— Он на заводе… — крикнула она, оглядываясь на соседей.
— Слушай, Офелия, — сказал старик, — бери…
Одной повесткой стало меньше.
Вот так мы ходили по дворам. Месяц, два. Каждый раз мы спрашивали капитана Кочарова:
— Когда же нас-то?
— Вызовем, вызовем, — говорил он резко. — Идите. Все. Надоели…
На улицах появились первые раненые из госпиталей.
Они выбирались погулять, одетые в одинаковые халаты, бритоголовые, перекрещенные бинтами. Бродили по проспекту Руставели, сидели в скверах на лавочках. Мы им завидовали. Патрули их пока не трогали.
Город наполнялся войсками. Помятые грузовики, заляпанные грязью орудия, рваные, мятые гимнастерки на солдатах, офицеры, похожие на солдат. Поползли слухи, что фронт прорван, что в Крыму или где-то в том районе нам пришлось спешно отступать, что было окружение, что многие остались «там». А мы разносили повестки, будь они неладны! И наша отчаянная храбрость, и ненависть к врагу, и героизм, который распирал нас, и все наши удивительные достоинства (мои и Юркины) — все это засыхало на корню.
В один из этих дней появился в нашем доме дядя Борис, младший брат тети Сильвии. От него долго не было известий, и вдруг явился. Он служил водителем грузовика. Я застал его дома, когда он мылся над тазом. На полу валялась его замызганная гимнастерка. В доме пахло потом, бензином, чем-то горелым, невыносимым и восхитительным.
— Что же вы, — сказал я Борису, — взяли и драпанули?

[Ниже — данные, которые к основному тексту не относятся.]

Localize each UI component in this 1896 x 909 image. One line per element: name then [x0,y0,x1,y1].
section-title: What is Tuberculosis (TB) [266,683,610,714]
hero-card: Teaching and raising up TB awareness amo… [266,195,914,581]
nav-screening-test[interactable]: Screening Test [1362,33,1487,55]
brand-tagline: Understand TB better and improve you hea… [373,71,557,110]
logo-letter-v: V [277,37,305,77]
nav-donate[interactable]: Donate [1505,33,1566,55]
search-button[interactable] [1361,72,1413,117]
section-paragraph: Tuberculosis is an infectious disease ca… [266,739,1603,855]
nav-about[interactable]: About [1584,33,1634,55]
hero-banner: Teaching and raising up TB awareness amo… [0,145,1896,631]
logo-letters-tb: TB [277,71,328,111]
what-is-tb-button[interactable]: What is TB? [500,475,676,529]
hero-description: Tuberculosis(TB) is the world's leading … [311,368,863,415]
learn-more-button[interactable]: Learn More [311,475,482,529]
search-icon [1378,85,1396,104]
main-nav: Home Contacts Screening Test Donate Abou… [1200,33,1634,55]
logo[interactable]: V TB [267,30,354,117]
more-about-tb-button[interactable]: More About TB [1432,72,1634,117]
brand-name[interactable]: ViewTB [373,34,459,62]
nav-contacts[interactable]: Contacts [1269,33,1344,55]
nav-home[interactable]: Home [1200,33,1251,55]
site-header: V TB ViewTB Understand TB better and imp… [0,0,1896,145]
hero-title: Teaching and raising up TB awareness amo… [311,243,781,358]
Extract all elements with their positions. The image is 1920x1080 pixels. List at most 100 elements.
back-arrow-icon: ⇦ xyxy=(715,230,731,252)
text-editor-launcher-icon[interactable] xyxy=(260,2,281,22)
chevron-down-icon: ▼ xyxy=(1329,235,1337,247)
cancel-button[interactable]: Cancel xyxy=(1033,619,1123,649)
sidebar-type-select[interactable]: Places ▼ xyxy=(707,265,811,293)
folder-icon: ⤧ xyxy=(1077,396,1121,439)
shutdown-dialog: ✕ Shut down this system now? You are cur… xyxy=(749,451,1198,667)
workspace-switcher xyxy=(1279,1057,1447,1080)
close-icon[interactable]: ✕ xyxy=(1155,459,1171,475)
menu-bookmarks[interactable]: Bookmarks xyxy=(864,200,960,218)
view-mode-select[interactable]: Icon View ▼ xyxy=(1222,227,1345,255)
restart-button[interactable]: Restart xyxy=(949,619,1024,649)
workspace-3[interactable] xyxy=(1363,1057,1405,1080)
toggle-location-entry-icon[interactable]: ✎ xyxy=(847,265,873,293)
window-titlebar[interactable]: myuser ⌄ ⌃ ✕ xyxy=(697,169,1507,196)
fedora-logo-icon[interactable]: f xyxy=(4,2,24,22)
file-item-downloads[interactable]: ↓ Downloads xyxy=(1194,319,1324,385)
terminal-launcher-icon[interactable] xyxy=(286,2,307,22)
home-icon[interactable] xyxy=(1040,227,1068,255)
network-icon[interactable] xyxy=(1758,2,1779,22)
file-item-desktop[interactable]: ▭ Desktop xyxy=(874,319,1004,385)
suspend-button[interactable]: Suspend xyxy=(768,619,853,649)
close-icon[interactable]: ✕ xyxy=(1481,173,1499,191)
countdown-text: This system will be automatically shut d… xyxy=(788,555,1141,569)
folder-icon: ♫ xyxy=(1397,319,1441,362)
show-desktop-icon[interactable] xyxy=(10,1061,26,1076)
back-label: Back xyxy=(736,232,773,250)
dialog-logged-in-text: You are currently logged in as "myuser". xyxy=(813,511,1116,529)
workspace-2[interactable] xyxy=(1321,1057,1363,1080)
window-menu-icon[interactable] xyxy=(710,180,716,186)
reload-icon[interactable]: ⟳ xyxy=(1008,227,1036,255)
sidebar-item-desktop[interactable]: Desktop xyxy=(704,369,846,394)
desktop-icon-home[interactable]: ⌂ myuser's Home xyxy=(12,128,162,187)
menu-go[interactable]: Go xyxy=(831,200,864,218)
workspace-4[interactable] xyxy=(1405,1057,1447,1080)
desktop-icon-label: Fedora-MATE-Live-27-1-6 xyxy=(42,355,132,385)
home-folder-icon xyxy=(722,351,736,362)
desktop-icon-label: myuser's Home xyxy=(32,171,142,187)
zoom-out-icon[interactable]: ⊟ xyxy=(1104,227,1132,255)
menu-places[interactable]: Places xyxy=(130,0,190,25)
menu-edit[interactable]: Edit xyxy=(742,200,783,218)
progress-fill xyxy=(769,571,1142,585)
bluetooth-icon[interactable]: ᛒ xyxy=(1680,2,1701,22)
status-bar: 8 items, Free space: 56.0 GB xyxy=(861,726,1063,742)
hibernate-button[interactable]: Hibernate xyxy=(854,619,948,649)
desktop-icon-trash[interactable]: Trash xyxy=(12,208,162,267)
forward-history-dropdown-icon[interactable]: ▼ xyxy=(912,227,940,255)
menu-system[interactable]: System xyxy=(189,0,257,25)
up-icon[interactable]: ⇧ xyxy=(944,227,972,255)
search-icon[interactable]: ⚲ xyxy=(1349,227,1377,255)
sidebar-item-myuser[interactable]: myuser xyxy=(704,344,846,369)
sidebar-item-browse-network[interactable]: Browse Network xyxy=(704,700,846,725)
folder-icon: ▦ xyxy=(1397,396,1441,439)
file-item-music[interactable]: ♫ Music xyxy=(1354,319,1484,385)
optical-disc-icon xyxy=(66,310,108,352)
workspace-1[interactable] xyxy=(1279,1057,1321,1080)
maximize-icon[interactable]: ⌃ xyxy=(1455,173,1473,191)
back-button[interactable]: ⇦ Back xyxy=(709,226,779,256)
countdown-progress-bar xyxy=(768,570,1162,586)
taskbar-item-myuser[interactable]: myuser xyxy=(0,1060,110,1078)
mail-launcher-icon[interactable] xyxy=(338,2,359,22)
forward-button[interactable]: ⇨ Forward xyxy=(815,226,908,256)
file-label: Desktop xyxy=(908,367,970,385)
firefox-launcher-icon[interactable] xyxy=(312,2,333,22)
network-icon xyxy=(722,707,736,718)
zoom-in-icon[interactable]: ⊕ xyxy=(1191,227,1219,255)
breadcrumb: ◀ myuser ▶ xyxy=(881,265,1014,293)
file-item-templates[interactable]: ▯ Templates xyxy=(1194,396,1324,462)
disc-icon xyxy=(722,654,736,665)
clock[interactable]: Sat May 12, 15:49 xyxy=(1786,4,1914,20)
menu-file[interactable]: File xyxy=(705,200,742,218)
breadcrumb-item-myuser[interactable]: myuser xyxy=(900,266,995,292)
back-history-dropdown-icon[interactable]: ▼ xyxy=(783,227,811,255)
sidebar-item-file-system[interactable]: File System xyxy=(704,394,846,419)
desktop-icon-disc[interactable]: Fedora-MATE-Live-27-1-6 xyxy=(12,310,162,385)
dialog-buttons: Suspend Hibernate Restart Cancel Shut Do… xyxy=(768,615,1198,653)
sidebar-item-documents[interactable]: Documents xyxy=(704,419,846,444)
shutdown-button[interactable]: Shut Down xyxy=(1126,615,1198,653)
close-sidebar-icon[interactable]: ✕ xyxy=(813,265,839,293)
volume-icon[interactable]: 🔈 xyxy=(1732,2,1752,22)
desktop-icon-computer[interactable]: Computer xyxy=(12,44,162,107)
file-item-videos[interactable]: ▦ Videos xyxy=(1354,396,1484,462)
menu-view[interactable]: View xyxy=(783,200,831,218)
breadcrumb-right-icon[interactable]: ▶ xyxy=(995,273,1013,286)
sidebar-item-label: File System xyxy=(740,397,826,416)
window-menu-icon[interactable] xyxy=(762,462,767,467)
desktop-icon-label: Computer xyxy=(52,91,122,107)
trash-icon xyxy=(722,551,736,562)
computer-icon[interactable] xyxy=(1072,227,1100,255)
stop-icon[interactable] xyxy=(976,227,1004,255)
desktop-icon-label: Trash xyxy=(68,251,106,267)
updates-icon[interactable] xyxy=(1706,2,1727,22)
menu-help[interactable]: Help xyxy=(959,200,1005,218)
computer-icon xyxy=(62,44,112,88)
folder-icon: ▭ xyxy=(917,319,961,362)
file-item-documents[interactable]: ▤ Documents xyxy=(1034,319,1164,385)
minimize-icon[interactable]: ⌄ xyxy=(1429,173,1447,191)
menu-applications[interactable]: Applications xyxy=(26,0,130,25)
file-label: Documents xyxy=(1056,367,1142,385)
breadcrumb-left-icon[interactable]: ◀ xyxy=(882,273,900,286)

Он ничего не ответил, только отфыркивался.
— Уж, наверное, можно там было где-нибудь зацепиться, что ли, — продолжал я строго. — Испугались, что ли.
— Заткнись, — сказал он, — будь человеком…
И ушел в другую комнату. И там он сбросил с себя оставшееся на нем военное, вытащил из шкафа свой единственный гражданский костюмчик, оделся и пошел из дому. В окно я видел, как он шел по Грибоедовской — медленно, вальяжно, по-тбилисски… Наверное, он надеялся за несколько часов передышки отыскать кого-нибудь из старых своих знакомых шоферов, кто, может быть, еще был в Тбилиси и кто, может быть, уже не надеялся снова увидеть его живым.
Не успел он пройти и двадцати шагов, как я с лихорадочной поспешностью напялил на себя его гимнастерку, галифе, сапоги, пилотку и, распространяя благоухание окопов, выскочил на Грибоедовскую и двинулся к Юрке Папинянцу. Просто так идти не хотелось — я ударил строевым шагом и так строевым прошел до самых Сололак, козыряя военным и счастливо избежав патрулей…
— Что же делать? — сказал я Юрке. — Когда же мы? Города сдают, земля горит…
— Ничего, — сказал он философски, — все будет.